A hierarchical prediction scheme for effective properties of fuzzy fiber reinforced composites with two-scale interphases: Based on three-phase bridging model

Abstract

In this paper, based on Huang's bridging model (Huang Z-M, 2001), an effective and concise analytical prediction scheme for effective elastic properties of fuzzy fiber reinforced composites' (FFRCs), is presented. The distinctive constructional feature of the FFRCs, herein, is that the fuzzy fibers are continuous, aligned, and having wavy nanofillers (like CNTs) grown radially on the circumferential surfaces. By means of the proposed approach, two-scale interphase effects on the overall properties of FFRCs are investigated, including the CNTs/matrix interphase and the fuzzy interphase surrounding the micro-fibers. Meanwhile, the size effect and the waviness effect of nanofillers are evaluated. The accuracy and effectiveness of this prediction scheme is validated by comparisons with the existing experimental data and analytical results.

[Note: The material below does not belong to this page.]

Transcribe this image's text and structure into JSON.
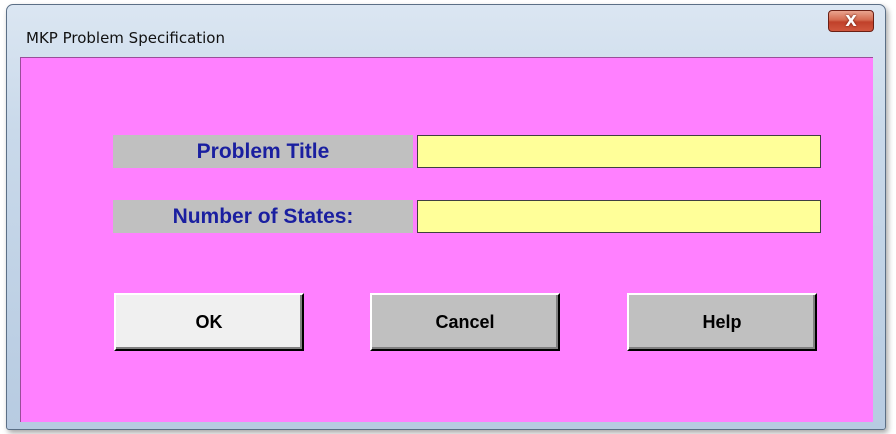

A thorough parametric study indicates that the introduction of slender nanofillers into the micro-fiber/matrix interfacial zone, indeed, leads to significant enhancement to the transverse and shear performance of the composite. Moreover, such enhancement depends on some major parameters, including the contents of the two-scale reinforcements, the stiffness of the two-scale interphase, CNT waviness, as well as the radius and length of CNTs. Those findings may have important implications in the future design of FFRCs.